Early temporal collinearity of Hox gene transcription is relayed by the axial progenitors into spatially collinear expression domains in the emerging differentiated tissues. (E8.25) The transcript domains of Hox1 followed by that of Hox2 to Hox4 (phase 1, temporal collinearity) expand anteriorly and reach the axial progenitor region ([*] MPs and NMPs) before expanding further anteriorly during phase 2. (E9.25) Transcriptional initiation of the next Hox genes has occurred (mid-trunk Hox4 to Hox8), and activation of more posterior Hox genes takes place (as shown with Hox11). The expression domains expand anteriorly toward the axial progenitor area in those tissues generated by the descendants of the MPs and NMPs (phase 2, spatial collinearity). (E10.5) Hox13 is now transcriptionally activated and expressed strongly posteriorly, where it counteracts further axial extension. The Wnt and Fgf pathways are weakened, and the progenitor niche becomes deficient, with fewer and fewer MPs and NMPs (smaller asterisk). The color code identifies the combinations of Hox genes expressed along the axis at the different stages.
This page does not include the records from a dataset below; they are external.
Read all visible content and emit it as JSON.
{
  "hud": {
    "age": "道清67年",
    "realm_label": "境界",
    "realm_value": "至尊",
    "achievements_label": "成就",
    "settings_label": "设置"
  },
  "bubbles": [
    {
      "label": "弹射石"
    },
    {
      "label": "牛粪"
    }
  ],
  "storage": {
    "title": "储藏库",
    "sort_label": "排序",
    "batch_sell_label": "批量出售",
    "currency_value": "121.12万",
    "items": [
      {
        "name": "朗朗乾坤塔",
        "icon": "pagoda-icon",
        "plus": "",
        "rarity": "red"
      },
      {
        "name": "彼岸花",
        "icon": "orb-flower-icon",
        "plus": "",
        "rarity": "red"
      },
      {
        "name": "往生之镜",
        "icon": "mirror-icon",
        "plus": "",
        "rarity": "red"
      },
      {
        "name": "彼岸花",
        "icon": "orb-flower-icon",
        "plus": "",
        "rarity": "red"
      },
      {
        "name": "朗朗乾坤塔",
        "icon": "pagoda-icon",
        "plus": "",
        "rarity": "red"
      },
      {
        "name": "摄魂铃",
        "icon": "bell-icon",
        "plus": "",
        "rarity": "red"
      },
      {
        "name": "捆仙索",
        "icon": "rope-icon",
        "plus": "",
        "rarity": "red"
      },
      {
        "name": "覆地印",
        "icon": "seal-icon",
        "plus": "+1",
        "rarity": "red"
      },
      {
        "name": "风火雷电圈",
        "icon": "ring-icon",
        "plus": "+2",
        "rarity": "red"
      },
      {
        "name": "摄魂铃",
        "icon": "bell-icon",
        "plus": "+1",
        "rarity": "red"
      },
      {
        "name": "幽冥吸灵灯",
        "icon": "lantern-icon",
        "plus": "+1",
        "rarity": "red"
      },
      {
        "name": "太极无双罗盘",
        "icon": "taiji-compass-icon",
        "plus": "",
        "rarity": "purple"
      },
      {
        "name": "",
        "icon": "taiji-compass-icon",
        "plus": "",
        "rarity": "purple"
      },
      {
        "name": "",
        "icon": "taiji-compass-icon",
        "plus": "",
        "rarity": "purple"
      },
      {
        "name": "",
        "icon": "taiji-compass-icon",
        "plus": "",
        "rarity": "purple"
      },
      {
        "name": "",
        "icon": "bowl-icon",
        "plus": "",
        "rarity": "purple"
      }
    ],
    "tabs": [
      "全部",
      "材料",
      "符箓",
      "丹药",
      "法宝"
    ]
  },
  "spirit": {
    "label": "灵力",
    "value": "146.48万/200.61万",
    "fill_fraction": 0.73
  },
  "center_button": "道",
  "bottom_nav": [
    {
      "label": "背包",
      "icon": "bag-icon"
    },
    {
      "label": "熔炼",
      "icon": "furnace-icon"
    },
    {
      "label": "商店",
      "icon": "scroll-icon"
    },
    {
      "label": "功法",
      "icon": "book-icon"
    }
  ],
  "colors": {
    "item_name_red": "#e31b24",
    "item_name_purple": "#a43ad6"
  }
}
MPs and NMPs are found around the anterior part of the primitive streak, just posterior to the node (indentation) at E8.25 and in the tailbud at E9.25 and E10.5. For the E8.25 embryo, anterior is to the left; for the E9.25 and E10.5 embryos, anterior is to the top.
Figure 4.
Figure 4.
Two temporal sequences in Hoxd gene activation during limb bud development. (A) Limb phase 1. HoxD in the early bud is controlled (green arrow) exclusively by enhancers located in the 3′ TAD. Time sequence of Hoxd activation (t1 to t11) is the same as in the trunk (Fig. 1), and the nested expression domains generated occupy the proximal part of the E12.5 limb bud (right limb bud) and pattern the long bones along with genes from the HoxA cluster. Arrows are transcriptionally active genes, corresponding to open chromatin. (B) Limb phase 2. Between 24 and 48 h after the start of phase 1, enhancers in the 5′ TAD are switched on and activate Hoxd10 to Hoxd13 (purple arrow). HOX13 products then switch off the 3′ TAD enhancers in cells located at the posterior-distal margin. These cells expand and generate the autopods (hands and feet). (C) Combination of limb phases 1 and 2. The 3′ and 5′ TADs operate sequentially, leaving a zone of low Hox expression as the limb bud grows distally, which generates the future mesopods (wrist and ankle). Anterior is to the top, and distal to the right. The color code for Hox gene expression is the same as in Figure 1.